The painter, who’d twice drawn Mayakovsky’s likeness and painted it once, managed to do the same thing with line and color and form, taking well-known photographic images and rendering them palpable and affecting because his stroke was so, like the obsessive hatching of someone doodling while others chatter and argue. I wonder if the artist—his name is Eugen Schönebeck—would like Elizabeth Murray’s paintings and drawings. I think he would. After all, they too make the most of an occasionally awkward but always engaging touch, of the sense that drawing is indeed feeling one’s way over and into an image.
Now I must confess that the sausage clouds that caught my attention and prompted my spontaneous analogy were not exactly clouds in the first place. They were pneumatic lozenges of smoke, stretching laterally from two chimneys like inflatable pennants or an airfield’s wind sock in a steady breeze blowing across a humble village over which chimneys rise. Those lozenges remind me of the cigarette smoke in Claes Oldenburg’s metamorphic caprices which, by way of his shared affinity for Walt Disney, bring me back once again to Murray. However, Schönebeck’s inflated forms are gritty and nervous in ways that neither Oldenburg’s nor Murray’s are and, by the same token, they distance themselves from Pop cartooning’s double-edged—cute and cutting—arabesques.
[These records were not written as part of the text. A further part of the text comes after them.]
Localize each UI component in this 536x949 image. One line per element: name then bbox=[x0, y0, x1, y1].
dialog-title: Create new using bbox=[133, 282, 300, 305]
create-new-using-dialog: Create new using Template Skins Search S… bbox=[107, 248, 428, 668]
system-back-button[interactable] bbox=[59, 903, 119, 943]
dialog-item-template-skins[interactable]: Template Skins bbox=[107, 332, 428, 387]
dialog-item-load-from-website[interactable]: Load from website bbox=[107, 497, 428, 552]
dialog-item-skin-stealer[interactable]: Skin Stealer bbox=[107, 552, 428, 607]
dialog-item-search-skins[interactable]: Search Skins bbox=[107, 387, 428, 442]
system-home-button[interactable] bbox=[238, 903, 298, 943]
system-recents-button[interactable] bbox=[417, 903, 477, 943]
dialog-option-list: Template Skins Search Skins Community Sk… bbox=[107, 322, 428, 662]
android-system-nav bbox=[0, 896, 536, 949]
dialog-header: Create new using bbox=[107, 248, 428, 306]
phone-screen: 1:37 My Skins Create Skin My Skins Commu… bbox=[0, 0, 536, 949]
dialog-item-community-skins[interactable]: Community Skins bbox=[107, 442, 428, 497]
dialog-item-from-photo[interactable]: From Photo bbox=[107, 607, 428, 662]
True, the figure to the right of the chimneys has a doll-like head; however, it isn’t really a figure but is instead one of two crucifixes in the composition. The other hovers in the middle of the scene near the horizon line, and the doll’s head uncomfortably suggests the impaled head of a decapitated child. So we’re not in Kansas anymore, nor in California or New York. We’re somewhere at the edge of town in Mittel Europa, in a place where the boy-protagonist of Jerzy Kosinski’s novel The Painted Bird (1965) might be right at home, inasmuch as anyone is at home in a nightmare.
Schönebeck is clearly at home in this drawing; he seems to know every nook and cranny of the buildings and terrain before his pencil gets to them. We learn this from the tenderness with which he accounts for details large and small in blunt, gray annotations—from the contours of small factories in the background and the bridge in the foreground to the uncanny balloon of foliage that swells behind the crucifix. But since the artist offers no explanation for that ambiguous religious symbol or what billows back of it, the foreboding that imbues this weird provincial vignette is mostly projection, mostly a habit of mind acquired after years of reading about the terrible things that once occurred in the obscure corners of a Germany whose friendly folkish face was a mask for horror.
Schönebeck provides no evidence of actual torture, no references to the Holocaust; the ubiquitous crucifixions of “Christendom” refer to suffering and, in the Medieval German tradition, often depict it with excruciating precision, but they remain archetypes. It is as archetypes that they function in Schönebeck’s image—but with a twist. For nothing is so disconcerting as turning Christ in agony into a Christ child-as-assemblage, or transforming Golgotha into a roadside shrine on the way out of one tiny berg and on to the next. German Expressionism is often spoken of as if it had only one hysterical register. Schönebeck’s way with graphite demonstrates that it has minor modes as well—with major resonances.